Así, pues, trataré brevemente la relación existente entre: la necesidad de comunicar las experiencias, el uso de la comunidad, el lenguaje, la justicia y el vínculo de afecto o amistad.
Se sostendrá después que lo justo (tò díkaion) es originada por una convención o acuerdo entre los hombres y, en tal sentido, el trato justo es concebido, dentro de este contexto, como un acuerdo acerca de lo conveniente para no hacerse daño ni sufrirlo en las relaciones mutuas.
Ahora bien, la justicia es igualitaria para los epicúreos, pues estos no reconocen diferencias de clases ni de castas entre los hombres.
Por otra parte, se destaca además que la justicia corresponde a una determinación del trato que hace posible la seguridad requerida en la medida suficiente, para, a partir de ahí, lograr una confianza de carácter consistente. Tal cosa es lo que permite efectivamente la concesión de la amistad o el afecto (philía). Sucede, pues, que la amistad es el despliegue activo de la afinidad entre individuos (quienes se reconocen mutuamente gratitud por ese mismo lazo contingente y libre). Este vínculo se manifiesta en el ámbito de la comunidad y a partir del marco de la justicia, desde el que la amistad corresponde al trato por el que cada individuo es reiteradamente afectado y beneficiado por la más placentera conformación del uso comunitario.

Todo lo que se ha escrito en los anteriores capítulos resulta importante al momento de explicar el modo en que Epíkouros piensa, respecto al marco o ámbito adecuado para que cada hombre viva placenteramente, sin ser impedido para ello por la necesidad de una constante relación con los demás hombres. Ahora bien, al ámbito en el que se dan tales relaciones es el mismo por el cual, la comunidad (koinonía) y el lenguaje (lógos) poseen un mismo origen[1].

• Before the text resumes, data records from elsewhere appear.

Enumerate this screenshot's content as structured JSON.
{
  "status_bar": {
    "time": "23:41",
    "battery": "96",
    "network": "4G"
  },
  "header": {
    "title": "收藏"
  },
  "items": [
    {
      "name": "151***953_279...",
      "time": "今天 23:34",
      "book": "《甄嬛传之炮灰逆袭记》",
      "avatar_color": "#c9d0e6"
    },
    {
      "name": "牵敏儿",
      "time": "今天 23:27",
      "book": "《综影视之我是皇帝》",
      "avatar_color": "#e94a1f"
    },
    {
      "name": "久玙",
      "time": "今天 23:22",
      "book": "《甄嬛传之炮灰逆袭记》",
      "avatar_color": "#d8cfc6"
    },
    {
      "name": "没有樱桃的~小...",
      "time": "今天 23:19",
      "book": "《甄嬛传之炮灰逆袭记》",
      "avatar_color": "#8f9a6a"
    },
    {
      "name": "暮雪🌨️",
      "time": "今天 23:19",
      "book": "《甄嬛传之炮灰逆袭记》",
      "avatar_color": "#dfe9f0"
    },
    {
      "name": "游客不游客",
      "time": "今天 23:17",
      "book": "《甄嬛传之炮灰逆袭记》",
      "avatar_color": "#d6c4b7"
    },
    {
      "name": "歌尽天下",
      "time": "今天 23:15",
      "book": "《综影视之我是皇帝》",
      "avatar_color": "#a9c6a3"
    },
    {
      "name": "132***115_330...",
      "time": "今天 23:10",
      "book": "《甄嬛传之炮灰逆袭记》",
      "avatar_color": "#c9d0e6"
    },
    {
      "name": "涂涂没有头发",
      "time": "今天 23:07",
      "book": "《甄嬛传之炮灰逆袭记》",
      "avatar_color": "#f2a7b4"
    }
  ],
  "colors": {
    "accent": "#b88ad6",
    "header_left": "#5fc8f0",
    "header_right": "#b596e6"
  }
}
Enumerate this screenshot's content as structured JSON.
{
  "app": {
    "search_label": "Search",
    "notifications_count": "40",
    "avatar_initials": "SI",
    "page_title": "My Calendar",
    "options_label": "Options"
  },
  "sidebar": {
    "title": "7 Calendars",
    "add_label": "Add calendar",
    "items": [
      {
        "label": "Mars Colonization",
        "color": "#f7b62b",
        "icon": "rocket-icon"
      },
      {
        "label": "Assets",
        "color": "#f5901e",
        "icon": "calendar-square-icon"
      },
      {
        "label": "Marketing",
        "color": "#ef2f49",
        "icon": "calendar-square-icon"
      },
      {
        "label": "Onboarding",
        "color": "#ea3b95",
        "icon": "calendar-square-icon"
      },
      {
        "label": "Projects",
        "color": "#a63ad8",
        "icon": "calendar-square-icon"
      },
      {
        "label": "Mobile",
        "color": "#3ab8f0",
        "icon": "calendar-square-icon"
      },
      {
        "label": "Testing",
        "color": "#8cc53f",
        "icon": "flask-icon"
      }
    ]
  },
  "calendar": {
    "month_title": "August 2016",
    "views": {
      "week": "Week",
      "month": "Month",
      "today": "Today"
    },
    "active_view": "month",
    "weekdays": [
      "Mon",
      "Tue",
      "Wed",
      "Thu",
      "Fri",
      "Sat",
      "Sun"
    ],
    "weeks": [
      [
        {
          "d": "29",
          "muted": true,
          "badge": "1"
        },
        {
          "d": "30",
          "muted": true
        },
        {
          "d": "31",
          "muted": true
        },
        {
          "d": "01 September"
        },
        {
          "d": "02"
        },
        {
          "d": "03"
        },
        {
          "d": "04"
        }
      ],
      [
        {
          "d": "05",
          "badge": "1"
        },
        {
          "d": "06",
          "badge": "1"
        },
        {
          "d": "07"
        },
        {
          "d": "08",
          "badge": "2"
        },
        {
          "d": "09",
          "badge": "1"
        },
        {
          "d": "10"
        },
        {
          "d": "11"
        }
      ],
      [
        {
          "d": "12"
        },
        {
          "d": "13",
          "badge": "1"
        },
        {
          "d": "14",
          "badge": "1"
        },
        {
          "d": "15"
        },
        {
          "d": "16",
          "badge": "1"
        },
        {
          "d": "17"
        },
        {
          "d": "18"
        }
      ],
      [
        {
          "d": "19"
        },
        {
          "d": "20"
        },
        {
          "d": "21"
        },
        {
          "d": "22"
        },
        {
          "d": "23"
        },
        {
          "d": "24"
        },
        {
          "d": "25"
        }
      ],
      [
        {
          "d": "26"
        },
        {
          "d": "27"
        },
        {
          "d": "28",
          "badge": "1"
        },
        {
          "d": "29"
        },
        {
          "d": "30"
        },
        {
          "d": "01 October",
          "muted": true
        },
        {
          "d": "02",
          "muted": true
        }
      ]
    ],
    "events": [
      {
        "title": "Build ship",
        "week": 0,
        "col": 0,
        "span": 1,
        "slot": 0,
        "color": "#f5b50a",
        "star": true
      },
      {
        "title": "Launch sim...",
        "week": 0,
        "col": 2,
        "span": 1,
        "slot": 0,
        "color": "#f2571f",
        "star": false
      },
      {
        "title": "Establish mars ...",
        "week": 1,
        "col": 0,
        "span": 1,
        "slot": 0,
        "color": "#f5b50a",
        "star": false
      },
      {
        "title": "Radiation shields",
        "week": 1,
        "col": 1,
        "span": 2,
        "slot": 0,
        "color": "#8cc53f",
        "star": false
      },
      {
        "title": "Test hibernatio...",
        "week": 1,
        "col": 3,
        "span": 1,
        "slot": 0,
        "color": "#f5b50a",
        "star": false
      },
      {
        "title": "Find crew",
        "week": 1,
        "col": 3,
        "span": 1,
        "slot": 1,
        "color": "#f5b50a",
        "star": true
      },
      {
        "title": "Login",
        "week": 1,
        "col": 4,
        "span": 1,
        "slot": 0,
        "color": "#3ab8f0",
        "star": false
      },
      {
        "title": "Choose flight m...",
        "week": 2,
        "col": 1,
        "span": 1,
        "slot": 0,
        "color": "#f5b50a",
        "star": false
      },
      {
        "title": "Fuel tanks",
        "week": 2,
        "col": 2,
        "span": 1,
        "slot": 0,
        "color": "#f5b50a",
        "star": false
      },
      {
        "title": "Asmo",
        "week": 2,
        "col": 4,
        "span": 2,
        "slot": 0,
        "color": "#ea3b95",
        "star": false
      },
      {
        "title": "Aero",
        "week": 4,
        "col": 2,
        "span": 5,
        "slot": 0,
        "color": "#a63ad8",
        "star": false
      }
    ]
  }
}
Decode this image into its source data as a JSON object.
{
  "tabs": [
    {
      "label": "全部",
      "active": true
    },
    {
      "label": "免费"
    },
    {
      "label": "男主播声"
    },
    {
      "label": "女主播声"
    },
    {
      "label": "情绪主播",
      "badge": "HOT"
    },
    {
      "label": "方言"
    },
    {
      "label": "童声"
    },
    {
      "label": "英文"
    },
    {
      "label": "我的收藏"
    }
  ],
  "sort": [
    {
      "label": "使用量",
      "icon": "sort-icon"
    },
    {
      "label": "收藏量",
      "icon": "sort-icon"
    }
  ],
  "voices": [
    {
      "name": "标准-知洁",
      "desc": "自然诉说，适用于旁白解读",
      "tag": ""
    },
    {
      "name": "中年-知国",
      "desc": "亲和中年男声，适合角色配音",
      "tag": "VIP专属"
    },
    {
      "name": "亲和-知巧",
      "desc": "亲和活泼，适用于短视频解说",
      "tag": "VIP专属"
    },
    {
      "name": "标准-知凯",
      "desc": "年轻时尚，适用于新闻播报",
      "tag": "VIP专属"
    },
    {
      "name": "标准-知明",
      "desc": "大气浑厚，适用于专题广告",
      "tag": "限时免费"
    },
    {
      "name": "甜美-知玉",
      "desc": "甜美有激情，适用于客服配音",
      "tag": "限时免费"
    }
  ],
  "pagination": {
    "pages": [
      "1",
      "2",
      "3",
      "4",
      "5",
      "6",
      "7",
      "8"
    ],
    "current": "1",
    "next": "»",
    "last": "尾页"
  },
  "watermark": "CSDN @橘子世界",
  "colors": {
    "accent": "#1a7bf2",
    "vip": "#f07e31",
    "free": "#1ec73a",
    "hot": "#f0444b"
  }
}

Tal ámbito, por cierto, corresponde a la paradójica necesidad de comunicar y distinguir las experiencias (y esto ocurre, desde un comienzo, con las imágenes, las afecciones y las sensaciones) que llegan a ser reconocidas por medio de la “utilidad” o la conveniencia de la comunicación.

Existe, pues, una necesidad propia de los seres sensibles y es la de comunicar y contrastar experiencias (lo cual permite su codificación o “registro”). De hecho, la experiencia solo llega a ser tal, en la medida en que es comunicada y contrastada, siendo así reconocida. Es, por tanto, necesaria tal comunicación de experiencias; nos orientamos mediante aquello que reconocemos y, al momento en que reconocemos algo, lo distinguimos de otras cosas. De tal manera, cuando identificamos fenómenos (o acontecimientos), los diversificamos. Es, quizá, esta misma, la paradoja básica del lenguaje (lógos): cada nombre comunica algo, pero ese nombre trae consigo la implícita aceptación del constante uso de analogías que solo llegan a ser convenidas para permitir el uso de un registro orientador, como es el lenguaje.
Un lenguaje que, en todo caso, halla su fundamento en la continua representación de imágenes que han acontecido (lo cual se lleva a cabo mediante las “diversas” operaciones de la mente: reflexión, voluntad, memoria y proyección imaginaria). Por tanto, toda comunicación de experiencias se basa en la capacidad (mental) del hombre para “ponerse fuera de sí”, es decir, para “extasiarse” en su experiencia y, a partir de ella, tener cierto control de su circunstancia. Cada nombre, en consecuencia, es usado con el propósito de indicar la cosa al modo de un símbolo (sýmbolon) de aquello que físicamente le ha acontecido o que le ha impresionado; lo que quiere decir que el nombre es empleado no solo con un uso indicativo o paradigmático, sino además simbólico, como ocurrió probablemente en la mayoría de los primeros usos, de modo no muy distinto al uso mágico de las palabras o nombres, en el cual es característico que el nombre no indica (reflexiva o distanciadamente) la cosa, sino que representa, instantáneamente, la cosa; lo que equivale a decir que se da, realmente, con la cosa[2].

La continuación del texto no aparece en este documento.